Подумалось: шутит, разыгрывает. А он, видно, подумал: грешно дразнить гостя. Положил старые руки на столовую клеенку, сказал чуть ли не по слогам:

- Никуда, мил-человек, мы с тобою не пойдем. Говоришь, слыхал, что Быстров хороший человек. Может, и так. Я не судья сам себе.

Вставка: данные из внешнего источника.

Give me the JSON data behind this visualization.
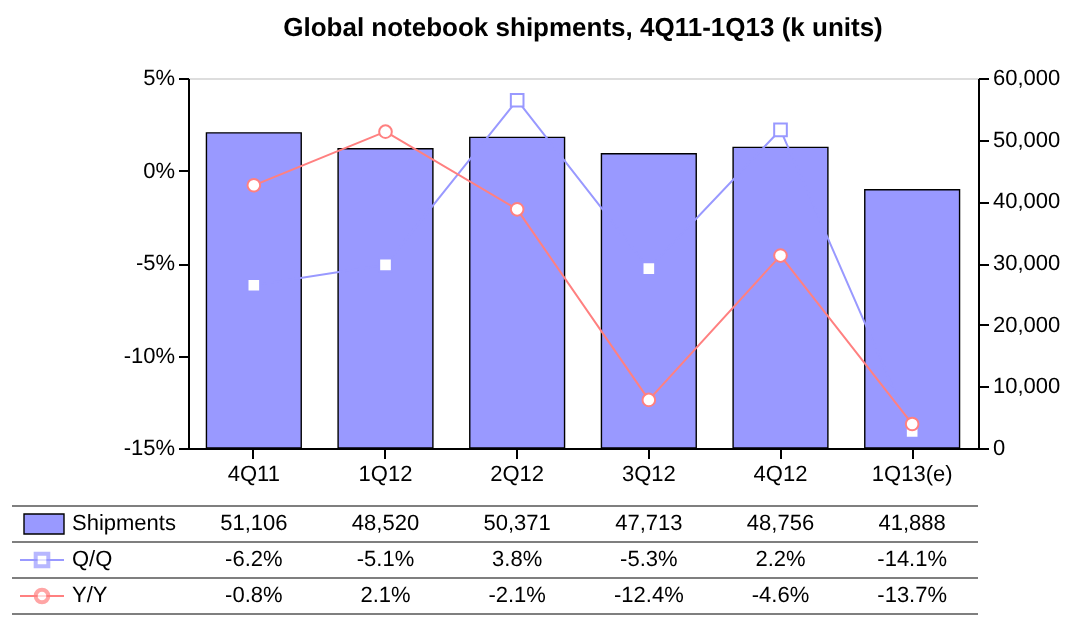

Не подготовленный к такой встрече, я молча глядел и глядел на Ивана Максимовича, как на Ивана из русской сказки. Из сказки, вернувшей меня в далекую юность.

Как же складывалась его жизнь, не сгоревшая между двух огней? Я рассказал ему о том немногом, что знал: о его условной закорючке, о радиограмме и выстреле из пушки. А он мне - о пережитом им самим.

Когда гитлеровцы оккупировали район, сын и дочь Быстровых, Петр и Груня, стали подпольщиками. Они передали отцу просьбу руководства содействовать Красной Армии. И он, беспартийный колхозный плотник, согласился на постыдную должность деревенского старосты. Ему вменялось блюсти “орднунг”, доносить на нелояльных, отряжать односельчан на расчистку дороги. Последнюю обязанность исполнял точно в срок, тем более что работавшим на дороге полагалось по 200 граммов эрзац-хлеба в день. Фашисты ему доверяли, а он ждал своего часа. Наши войска погнали врага от Москвы, подошли к Холмецу. И его час настал.

О трудностях и опасностях Иван Максимович не вспоминал. Ну, высматривал пулеметные гнезда, узлы связи, полевые кухни, где трижды в день скапливалась солдатня с котелками в руках. Записывал. Как умел, делал чертежи. Переправлял к своим. Куда относить депешки, подсказала Груня, навестив его в последний раз. Писал на обрывках немецких газет, мучился малограмотностью: разберут ли его каракули? К счастью, разбирали, подтверждая скупыми, но точными артналетами.

- А как ты заметил, что тебя заподозрили?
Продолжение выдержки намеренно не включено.